Boşanmış bir ailenin evladı olarak baba imgesi uzun zaman sorunlu, uzak, yabancı, çözümsüz gelmiştir bana. Dediğim gibi bu öyküler uzun zamandır gizlediğim, derinlere gömdüğüm bir zamanda, bir süredir görmediğim bir babanın adeta yeniden ortaya çıkmasıyla birlikte azar azar kaleme geldi. Mutlu ailelerde anlatılacak, ilgi cezbedecek, yazacak cazip pek bir şey yoktur. Tolstoy’un ‘Mutlu aileler birbirine benzerler, her mutsuz aileninse kendine özgü bir mutsuzluğu vardır’ dediği gibi Anne Karenina romanında benim için yazılası hikâyeler hep bu minvalde sorunlu ailelerdir. Babanın, erkin, iktidarın, dokunulmazlığın, kutsallığın, eril şiddetin, zorbalığın, mutsuzluğun hikâyesini yazmak hesaplaşmanın en uç noktasıdır. Bunu hikâye edebilmekse bence muazzam bir kapı aralar hem yazana hem de okuyana. Aile kutsal değil hele bu çağda daha çok çürümüş bir kavramdır. Toplumsal çürüme, yozlaşma, bozulma en küçük yapıda ailede başlar maalesef.

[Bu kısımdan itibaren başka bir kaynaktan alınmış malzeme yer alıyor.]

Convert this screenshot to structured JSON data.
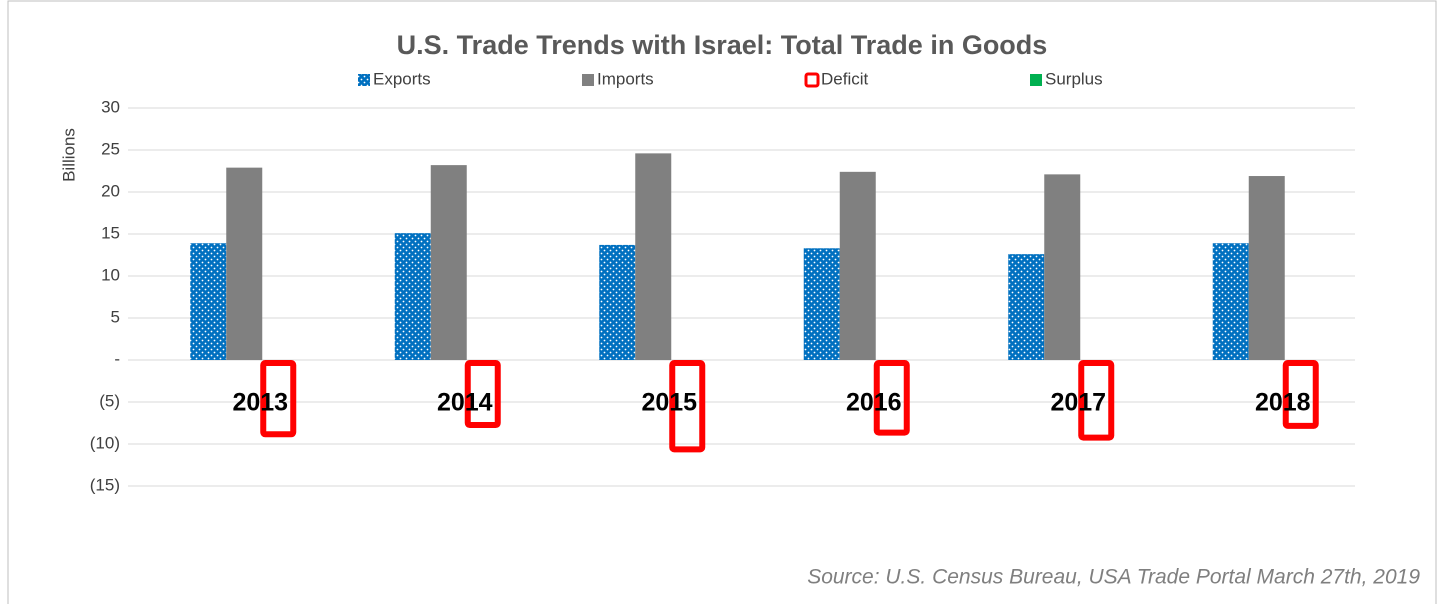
{
  "chart_data": {
    "type": "bar",
    "title": "U.S. Trade Trends with Israel: Total Trade in Goods",
    "y_label": "Billions",
    "source": "Source: U.S. Census Bureau, USA Trade Portal March 27th, 2019",
    "categories": [
      "2013",
      "2014",
      "2015",
      "2016",
      "2017",
      "2018"
    ],
    "series": [
      {
        "name": "Exports",
        "color": "#0070c0",
        "values": [
          13.9,
          15.1,
          13.7,
          13.3,
          12.6,
          13.9
        ]
      },
      {
        "name": "Imports",
        "color": "#808080",
        "values": [
          22.9,
          23.2,
          24.6,
          22.4,
          22.1,
          21.9
        ]
      },
      {
        "name": "Deficit",
        "color": "#ff0000",
        "values": [
          -9.2,
          -8.1,
          -11.0,
          -9.0,
          -9.6,
          -8.2
        ]
      },
      {
        "name": "Surplus",
        "color": "#00b050",
        "values": [
          null,
          null,
          null,
          null,
          null,
          null
        ]
      }
    ],
    "ylim": [
      -15,
      30
    ],
    "yticks": [
      30,
      25,
      20,
      15,
      10,
      5,
      {
        "value": 0,
        "label": "-"
      },
      {
        "value": -5,
        "label": "(5)"
      },
      {
        "value": -10,
        "label": "(10)"
      },
      {
        "value": -15,
        "label": "(15)"
      }
    ],
    "grid": true
  }
}
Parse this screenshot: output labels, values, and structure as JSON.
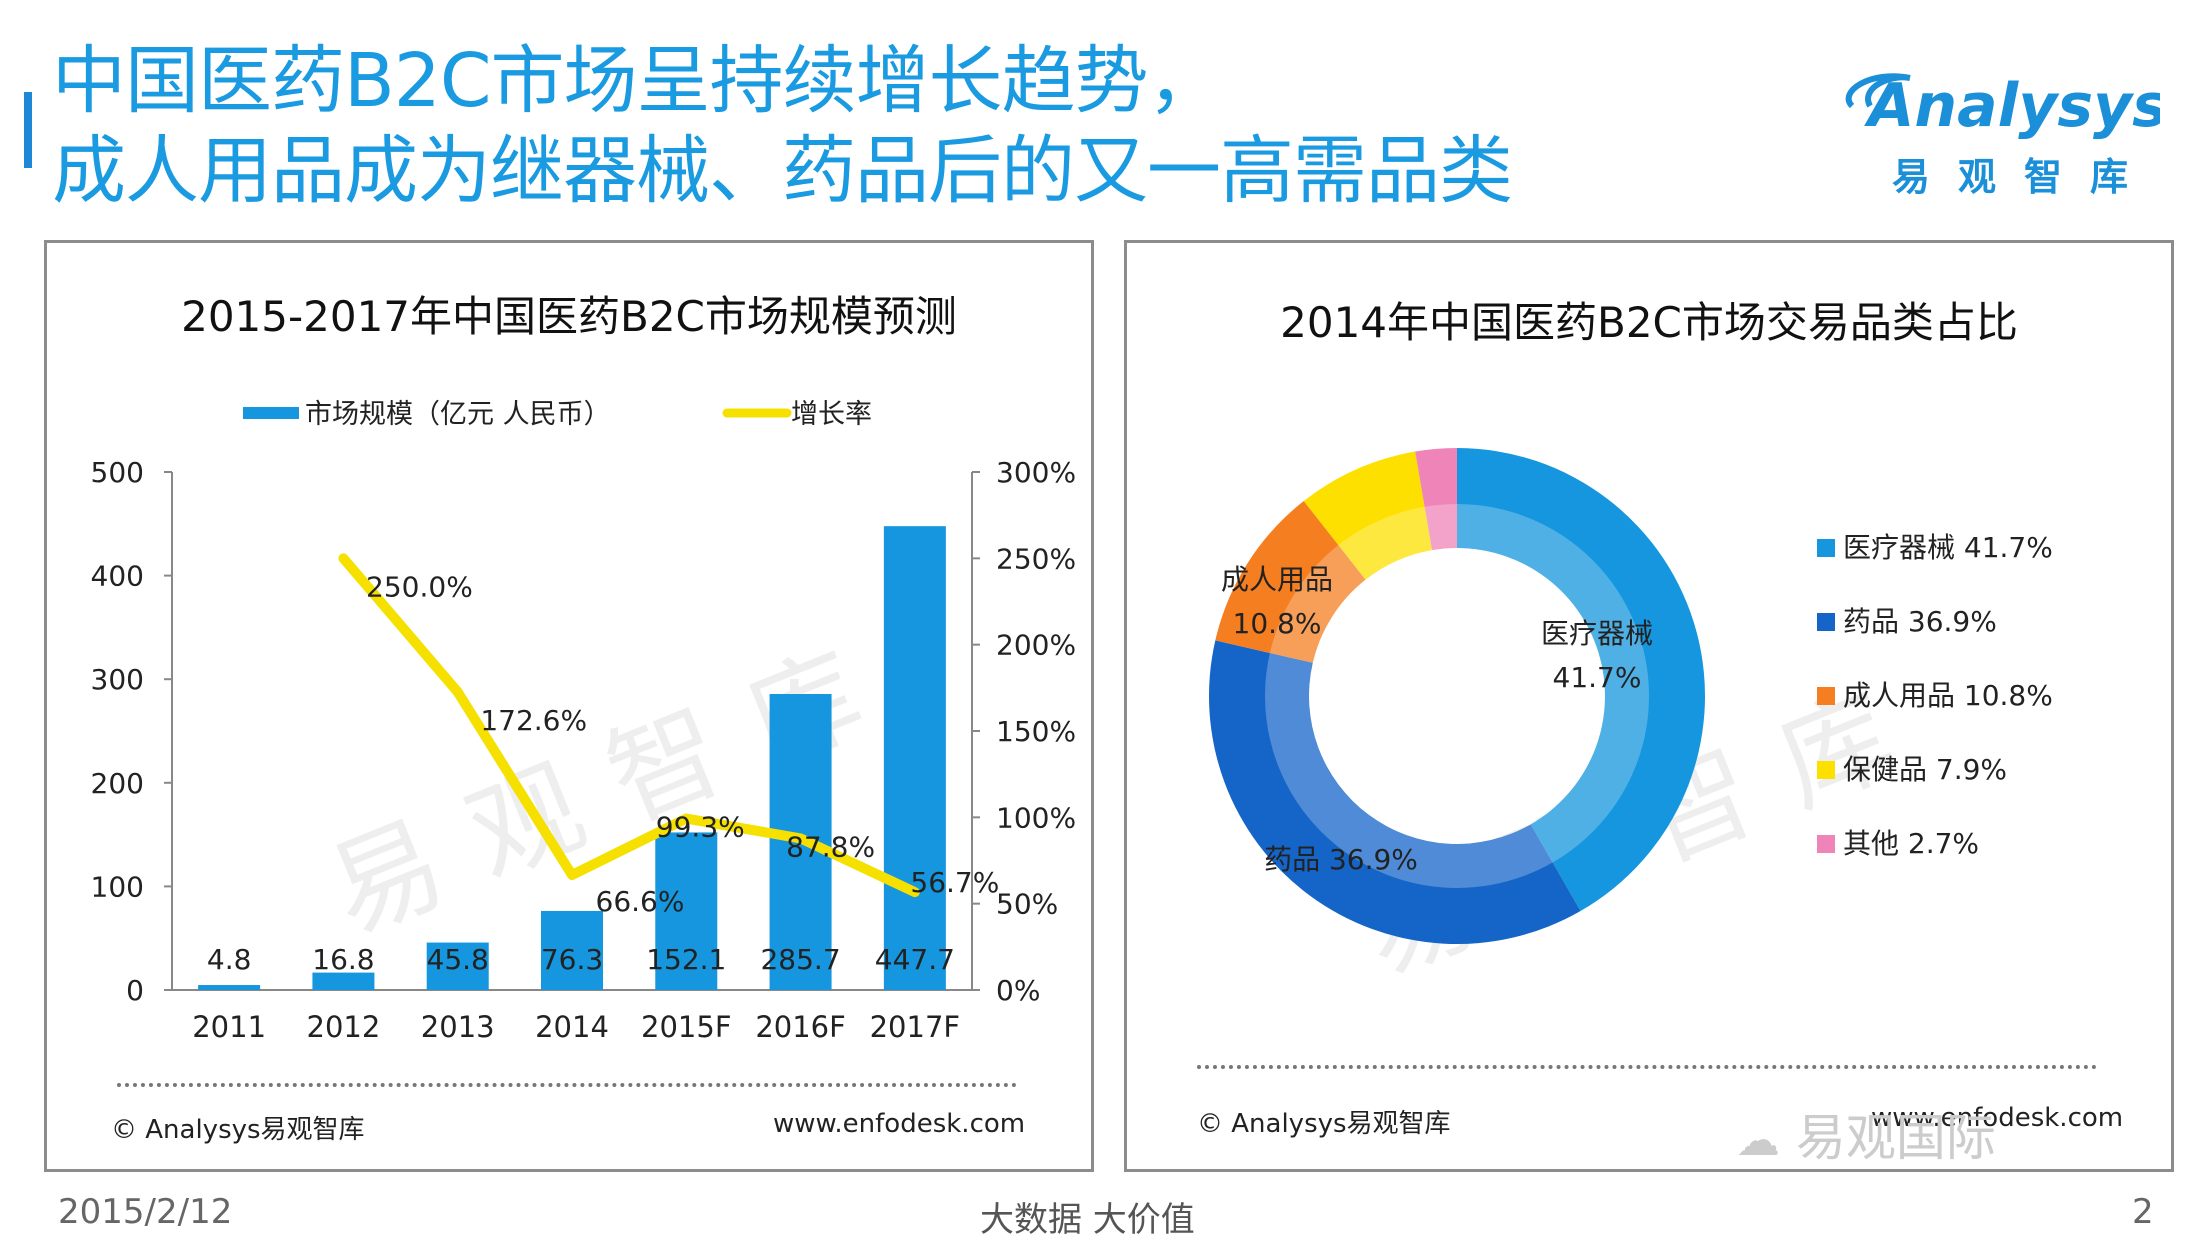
{
  "header": {
    "title_line1": "中国医药B2C市场呈持续增长趋势，",
    "title_line2": "成人用品成为继器械、药品后的又一高需品类"
  },
  "logo": {
    "name": "Analysys",
    "sub": "易观智库"
  },
  "watermark": "易观智库",
  "footer": {
    "date": "2015/2/12",
    "center": "大数据  大价值",
    "page": "2",
    "wechat": "易观国际"
  },
  "left_panel": {
    "copyright": "© Analysys易观智库",
    "url": "www.enfodesk.com"
  },
  "right_panel": {
    "copyright": "© Analysys易观智库",
    "url": "www.enfodesk.com"
  },
  "chart_data": [
    {
      "type": "bar",
      "title": "2015-2017年中国医药B2C市场规模预测",
      "categories": [
        "2011",
        "2012",
        "2013",
        "2014",
        "2015F",
        "2016F",
        "2017F"
      ],
      "series": [
        {
          "name": "市场规模（亿元 人民币）",
          "kind": "bar",
          "axis": "left",
          "values": [
            4.8,
            16.8,
            45.8,
            76.3,
            152.1,
            285.7,
            447.7
          ],
          "labels": [
            "4.8",
            "16.8",
            "45.8",
            "76.3",
            "152.1",
            "285.7",
            "447.7"
          ]
        },
        {
          "name": "增长率",
          "kind": "line",
          "axis": "right",
          "values": [
            null,
            250.0,
            172.6,
            66.6,
            99.3,
            87.8,
            56.7
          ],
          "labels": [
            "",
            "250.0%",
            "172.6%",
            "66.6%",
            "99.3%",
            "87.8%",
            "56.7%"
          ]
        }
      ],
      "ylim_left": [
        0,
        500
      ],
      "yticks_left": [
        "0",
        "100",
        "200",
        "300",
        "400",
        "500"
      ],
      "ylim_right": [
        0,
        300
      ],
      "yticks_right": [
        "0%",
        "50%",
        "100%",
        "150%",
        "200%",
        "250%",
        "300%"
      ],
      "colors": {
        "bar": "#1596de",
        "line": "#f5e000"
      }
    },
    {
      "type": "pie",
      "title": "2014年中国医药B2C市场交易品类占比",
      "slices": [
        {
          "name": "医疗器械",
          "value": 41.7,
          "legend": "医疗器械 41.7%",
          "label_name": "医疗器械",
          "label_value": "41.7%",
          "color": "#1596de"
        },
        {
          "name": "药品",
          "value": 36.9,
          "legend": "药品 36.9%",
          "label_name": "药品 36.9%",
          "label_value": "",
          "color": "#1565c8"
        },
        {
          "name": "成人用品",
          "value": 10.8,
          "legend": "成人用品 10.8%",
          "label_name": "成人用品",
          "label_value": "10.8%",
          "color": "#f57e20"
        },
        {
          "name": "保健品",
          "value": 7.9,
          "legend": "保健品 7.9%",
          "label_name": "",
          "label_value": "",
          "color": "#fde000"
        },
        {
          "name": "其他",
          "value": 2.7,
          "legend": "其他 2.7%",
          "label_name": "",
          "label_value": "",
          "color": "#ef84b8"
        }
      ]
    }
  ]
}
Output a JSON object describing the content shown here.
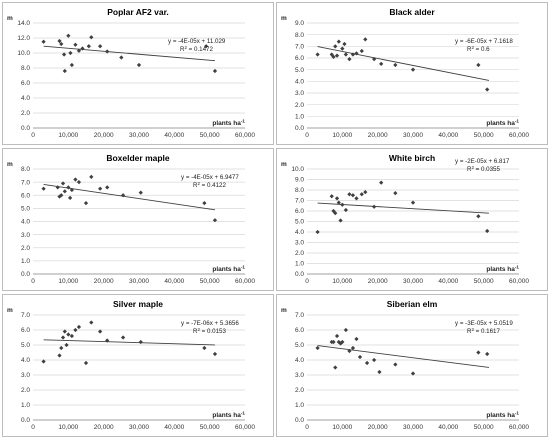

Edebiyat iyileştirir mi bilmiyorum ama sadece bana ait olduğunu sandığım acının, yaranın, eksikliğin aslında hepimize ait olduğunu, ortak bir kederi, acıyı, derdi paylaşmanın sadece edebiyat, sanat aracılığı ile mümkün olduğunu göstermiştir. İnceliklerden yoksun bir toplum olmaktan kurtulmak için acıyı, utancı paylaşmamız gerektiğine inanıyorum. Ben içimdeki derdi, meseleyi yazarak paylaşmaya çalışıyorum. Yazdığım öyküleri okurken rahatsız olan, irkilen olursa da ne mutlu bana ki onlara bambaşka hayatların olduğunu hatırlatmış oluyorum.
Bizim toplumumuzda aileye kutsallık atfedilmiştir. Hatta bu yüzden aile içinde yaşanan farklı türdeki şiddet, istismar pek yansıtılmaz. ( Kol kırılır, yen içinde kalır, anlayışıyla) Sağlıklı bir toplum için aile ile nasıl bir bağ kurulmalı sence?
Uzak bir bağ desem belki tuhaf kaçabilir ama bu topraklarda o tür arızalı, sorunlu ailelerden uzak kalabilmek de pek mümkün olmuyor. Arayıp buluyorlar hatta peşinize düşüp çekip vurabiliyorlar sizi. Travmatik bir çocukluk geçirmiş bir insan büyüyünce de o sorunları ya aklında ya bedeninde ya da içinde taşımaya devam ediyor. Tedavi olabilenler çok değildir zannımca. Ya kesip atıp kurtulmak ya da derinlere gömüp hiç olmamış gibi davranmak mümkün. Ama sağlıklı mı değil elbet. Devletin en küçük yapı taşı yani devlet içinde devletleri aileler olduğuna göre, varlıklarını sürdürmek için erkin, iktidarın hep eril bir boşluk aradığı doğrudur. Eril düşünceyi gerek medya gerek din aracılığıyla dayatıyorlar. Güç babanın elindedir, erkeğin, amcanın, dayının, erkek çocuğun. Şiddet, cinayet, istismar, tahakküm hep eril bireylerin hâkimiyetindedir. Aile içi zorbalığa, zalimliğe, maskülen güce, cinsiyet eşitsizliğine, baskın olan iktidar düşüncesine karşı sağlıklı bireylerden oluşan ilişkiler kurabilmek pek mümkün görünmüyor bu çağda, üzerinde yaşadığımız bu dünya denen gezegende. Karamsar bir tablo olduğunun farkındayım biraz umut kırıntısı yok değil var elbet ama olması gerektiği kadar değil henüz.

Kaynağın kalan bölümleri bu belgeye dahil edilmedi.